EU, U.S. fail to strike data transfer pact deal by deadline

A man types on a computer keyboard in Warsaw in this February 28, 2013 illustration file picture. REUTERS/Kacper Pempel/Files

BRUSSELS (Reuters) - European and U.S. negotiators missed a deadline to agree a key data transfer pact, the European Union's executive said, with talks snagged over a new oversight role and options for European citizens to seek redress over data privacy violations.

While talks are continuing and a deal could be clinched in coming days, national data protection regulators from across Europe are poised to begin meetings on Tuesday to start restricting trans-Atlantic flows of personal data.

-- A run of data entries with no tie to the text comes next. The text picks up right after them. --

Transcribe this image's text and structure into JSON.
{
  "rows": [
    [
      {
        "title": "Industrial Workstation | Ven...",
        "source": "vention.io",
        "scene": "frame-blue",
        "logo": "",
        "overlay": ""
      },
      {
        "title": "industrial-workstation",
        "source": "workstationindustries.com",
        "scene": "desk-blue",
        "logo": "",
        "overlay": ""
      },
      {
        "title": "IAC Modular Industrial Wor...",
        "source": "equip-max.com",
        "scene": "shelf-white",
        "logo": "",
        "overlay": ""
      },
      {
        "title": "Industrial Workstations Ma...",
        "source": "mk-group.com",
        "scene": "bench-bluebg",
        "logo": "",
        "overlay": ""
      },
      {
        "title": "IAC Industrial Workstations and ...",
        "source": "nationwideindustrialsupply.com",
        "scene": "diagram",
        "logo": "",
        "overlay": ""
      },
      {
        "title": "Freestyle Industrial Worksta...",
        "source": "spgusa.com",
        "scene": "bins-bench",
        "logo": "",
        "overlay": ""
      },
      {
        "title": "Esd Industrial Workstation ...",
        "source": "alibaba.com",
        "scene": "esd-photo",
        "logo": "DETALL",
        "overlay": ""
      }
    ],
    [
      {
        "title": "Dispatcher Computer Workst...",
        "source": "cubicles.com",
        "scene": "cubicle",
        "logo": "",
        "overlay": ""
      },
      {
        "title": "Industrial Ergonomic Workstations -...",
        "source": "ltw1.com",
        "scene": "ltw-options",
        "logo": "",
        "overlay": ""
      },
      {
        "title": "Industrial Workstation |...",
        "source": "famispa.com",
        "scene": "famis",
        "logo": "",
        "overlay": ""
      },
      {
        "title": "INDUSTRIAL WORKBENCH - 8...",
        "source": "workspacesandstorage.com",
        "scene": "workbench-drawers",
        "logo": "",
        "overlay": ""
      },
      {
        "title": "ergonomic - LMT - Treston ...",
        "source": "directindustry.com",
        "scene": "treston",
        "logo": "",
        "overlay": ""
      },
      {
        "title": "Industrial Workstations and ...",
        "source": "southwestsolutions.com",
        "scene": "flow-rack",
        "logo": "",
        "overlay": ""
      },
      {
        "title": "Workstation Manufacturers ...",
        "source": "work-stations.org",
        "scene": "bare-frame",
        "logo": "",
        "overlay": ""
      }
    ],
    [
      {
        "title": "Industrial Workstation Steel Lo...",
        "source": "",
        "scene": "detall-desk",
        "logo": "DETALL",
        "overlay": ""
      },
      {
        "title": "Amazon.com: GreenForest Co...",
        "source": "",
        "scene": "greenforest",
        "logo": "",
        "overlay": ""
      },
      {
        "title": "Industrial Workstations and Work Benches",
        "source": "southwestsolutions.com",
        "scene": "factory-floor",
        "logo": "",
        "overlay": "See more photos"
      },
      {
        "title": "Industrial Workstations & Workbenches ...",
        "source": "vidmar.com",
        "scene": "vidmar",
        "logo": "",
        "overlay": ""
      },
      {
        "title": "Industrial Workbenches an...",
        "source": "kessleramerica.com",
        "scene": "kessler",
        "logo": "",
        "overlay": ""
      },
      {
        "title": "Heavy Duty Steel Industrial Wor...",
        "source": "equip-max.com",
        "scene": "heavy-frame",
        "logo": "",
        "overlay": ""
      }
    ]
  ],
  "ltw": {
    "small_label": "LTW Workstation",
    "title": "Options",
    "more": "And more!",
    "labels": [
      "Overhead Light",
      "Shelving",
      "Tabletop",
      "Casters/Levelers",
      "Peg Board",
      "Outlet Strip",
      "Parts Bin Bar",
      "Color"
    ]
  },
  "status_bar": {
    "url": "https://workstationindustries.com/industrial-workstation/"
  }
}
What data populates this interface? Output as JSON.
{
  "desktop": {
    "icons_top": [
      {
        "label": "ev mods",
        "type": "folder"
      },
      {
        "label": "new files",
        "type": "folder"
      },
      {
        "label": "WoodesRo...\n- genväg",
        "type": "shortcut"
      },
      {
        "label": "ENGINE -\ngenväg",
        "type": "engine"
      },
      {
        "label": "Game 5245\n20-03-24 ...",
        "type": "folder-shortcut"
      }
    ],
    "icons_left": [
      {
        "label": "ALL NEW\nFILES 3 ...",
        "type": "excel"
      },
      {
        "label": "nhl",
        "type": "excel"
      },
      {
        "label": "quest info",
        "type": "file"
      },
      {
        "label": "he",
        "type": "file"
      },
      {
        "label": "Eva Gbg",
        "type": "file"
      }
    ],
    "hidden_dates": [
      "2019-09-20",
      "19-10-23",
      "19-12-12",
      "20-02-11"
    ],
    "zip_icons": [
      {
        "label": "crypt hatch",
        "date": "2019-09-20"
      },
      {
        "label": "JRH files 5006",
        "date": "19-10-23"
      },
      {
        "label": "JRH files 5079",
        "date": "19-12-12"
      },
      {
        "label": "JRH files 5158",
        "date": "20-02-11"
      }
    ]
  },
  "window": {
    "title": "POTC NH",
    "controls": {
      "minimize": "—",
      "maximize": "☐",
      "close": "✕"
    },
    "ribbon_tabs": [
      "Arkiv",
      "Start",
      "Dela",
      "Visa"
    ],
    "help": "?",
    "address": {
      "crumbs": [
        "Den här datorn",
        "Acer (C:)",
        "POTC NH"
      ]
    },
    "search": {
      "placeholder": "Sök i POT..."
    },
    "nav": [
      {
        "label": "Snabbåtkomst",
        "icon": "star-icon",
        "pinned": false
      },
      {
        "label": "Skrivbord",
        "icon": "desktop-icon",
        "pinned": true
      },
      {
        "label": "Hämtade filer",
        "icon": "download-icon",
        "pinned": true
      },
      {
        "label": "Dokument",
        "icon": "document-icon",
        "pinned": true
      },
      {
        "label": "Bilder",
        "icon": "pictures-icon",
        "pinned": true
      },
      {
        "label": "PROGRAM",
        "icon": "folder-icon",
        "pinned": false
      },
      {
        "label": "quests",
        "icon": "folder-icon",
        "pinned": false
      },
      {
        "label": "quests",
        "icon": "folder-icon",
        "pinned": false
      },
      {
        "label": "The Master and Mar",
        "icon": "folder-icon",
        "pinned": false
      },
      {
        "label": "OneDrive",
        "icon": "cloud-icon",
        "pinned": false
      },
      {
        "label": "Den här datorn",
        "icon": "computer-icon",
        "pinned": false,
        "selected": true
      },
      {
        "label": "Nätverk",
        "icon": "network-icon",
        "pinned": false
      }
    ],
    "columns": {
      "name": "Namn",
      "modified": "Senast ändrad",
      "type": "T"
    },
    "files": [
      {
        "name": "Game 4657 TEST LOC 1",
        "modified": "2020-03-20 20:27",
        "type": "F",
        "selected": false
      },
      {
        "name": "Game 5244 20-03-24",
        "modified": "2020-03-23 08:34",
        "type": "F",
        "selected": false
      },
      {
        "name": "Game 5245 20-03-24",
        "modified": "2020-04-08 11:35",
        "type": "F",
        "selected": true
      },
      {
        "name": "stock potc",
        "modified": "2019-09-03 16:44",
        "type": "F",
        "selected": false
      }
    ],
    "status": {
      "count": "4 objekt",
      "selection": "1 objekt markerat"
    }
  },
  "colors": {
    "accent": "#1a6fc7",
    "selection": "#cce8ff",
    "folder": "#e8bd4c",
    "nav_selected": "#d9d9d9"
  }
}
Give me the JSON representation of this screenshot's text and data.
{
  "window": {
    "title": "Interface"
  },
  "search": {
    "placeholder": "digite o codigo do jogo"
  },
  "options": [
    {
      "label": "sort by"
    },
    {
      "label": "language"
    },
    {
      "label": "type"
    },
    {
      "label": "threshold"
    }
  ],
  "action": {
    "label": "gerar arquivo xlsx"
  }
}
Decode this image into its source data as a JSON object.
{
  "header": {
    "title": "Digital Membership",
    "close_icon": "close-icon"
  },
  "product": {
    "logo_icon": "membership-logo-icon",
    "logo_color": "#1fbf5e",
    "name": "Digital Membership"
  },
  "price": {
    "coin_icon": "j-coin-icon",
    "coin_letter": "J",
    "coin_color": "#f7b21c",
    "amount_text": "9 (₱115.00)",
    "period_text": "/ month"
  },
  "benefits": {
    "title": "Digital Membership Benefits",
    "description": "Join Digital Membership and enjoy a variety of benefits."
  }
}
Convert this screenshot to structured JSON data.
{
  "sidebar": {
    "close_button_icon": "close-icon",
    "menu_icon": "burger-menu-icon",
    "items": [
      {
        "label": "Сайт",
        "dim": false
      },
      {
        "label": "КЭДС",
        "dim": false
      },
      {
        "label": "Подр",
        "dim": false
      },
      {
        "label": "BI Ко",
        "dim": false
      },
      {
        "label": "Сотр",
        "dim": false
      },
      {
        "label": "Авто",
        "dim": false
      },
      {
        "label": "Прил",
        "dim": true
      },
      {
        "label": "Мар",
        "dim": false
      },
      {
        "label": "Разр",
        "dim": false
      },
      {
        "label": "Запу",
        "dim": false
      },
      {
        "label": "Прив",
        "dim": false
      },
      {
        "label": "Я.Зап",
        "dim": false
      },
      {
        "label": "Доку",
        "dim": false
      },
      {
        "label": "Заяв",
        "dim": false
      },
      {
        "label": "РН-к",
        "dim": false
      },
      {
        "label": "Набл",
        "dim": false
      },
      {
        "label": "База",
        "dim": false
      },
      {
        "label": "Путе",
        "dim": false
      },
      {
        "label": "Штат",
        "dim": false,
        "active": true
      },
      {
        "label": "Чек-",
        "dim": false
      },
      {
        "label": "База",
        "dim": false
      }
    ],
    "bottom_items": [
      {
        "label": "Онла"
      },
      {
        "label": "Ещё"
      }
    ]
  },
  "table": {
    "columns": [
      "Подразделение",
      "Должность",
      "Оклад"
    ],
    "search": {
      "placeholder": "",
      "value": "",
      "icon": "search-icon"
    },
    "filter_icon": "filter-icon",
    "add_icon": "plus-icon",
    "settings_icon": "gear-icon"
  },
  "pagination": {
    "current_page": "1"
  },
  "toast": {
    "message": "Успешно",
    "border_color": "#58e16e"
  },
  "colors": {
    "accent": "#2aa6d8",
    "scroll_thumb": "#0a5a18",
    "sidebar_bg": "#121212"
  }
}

"There have been constructive but difficult talks over the weekend," a spokesman for the European Commission said on Monday. "Work is still ongoing, we are not there yet, but the Commission is working day and night on achieving a deal."

European Union data protection law bars companies from transferring EU citizens' personal data to countries outside the bloc deemed to have insufficient privacy safeguards -- like the United States.

Cross-border transfers are used in many industries for sharing employee information or when consumer data is shared to complete credit card, travel or ecommerce transactions.

Firms such as Facebook and Google rely on transferring and analyzing reams of user data to sell targeted advertising, for example.

U.S. officials and American executives have grown increasingly worried about the consequences of not having a new deal in place, despite a flurry of high-level talks in Brussels over the past few weeks.

Some U.S. industry representatives, believing they had exhausted their case, flew home this weekend after bringing their pitch directly to regulators across Europe.

A U.S. industry source said a deal is "on the table" with what the United States feels is the strongest offer yet, but that Europe apparently still wants to see more.

EUROPEAN CONCERNS

Negotiators had hoped to reach a deal before Věra Jourová, the EU Commissioner for Justice, Consumers and Gender Equality, reports to the European Parliament on Monday evening.

But that did not happen, with Jourova telling the European lawmakers: "Negotiations are still ongoing, including at the political level."

Revelations of mass U.S. surveillance programs in 2013 prompted the European Commission to demand that "Safe Harbour" a framework which more than 4,000 companies have relied upon to avoid cumbersome EU data transfer rules, be strengthened.

The Safe Harbour framework was struck down by an EU court last year over concerns about U.S. Internet surveillance, leaving companies in legal limbo.

European Parliament lawmakers expressed scepticism that the United States was serious about ensuring protection for European privacy rights and said what the U.S. side was offering was well short of legally binding assurances.

"We must trust them. But at the same time, I say we must check also," Jourova responded. "We need to set up rules that give us as much room as possible for checking how it works there and gives us continuous guarantees."

The U.S. side proposed improving oversight of the new data transfer framework by creating an ombudsman to review decisions.

The European Commission is pushing for the ombudsman to have the authority to make findings on U.S. surveillance as opposed to just fielding complaints from European citizens and data protection authorities, a person familiar with the talks said.

Jourova said the role needed to be independent from U.S. authorities and empowered to seek information on concrete cases.

She added there would also be a "clear suspension clause" in the agreement with the United States that would be applicable should the system not work properly, and that the European side would run annual checks on that.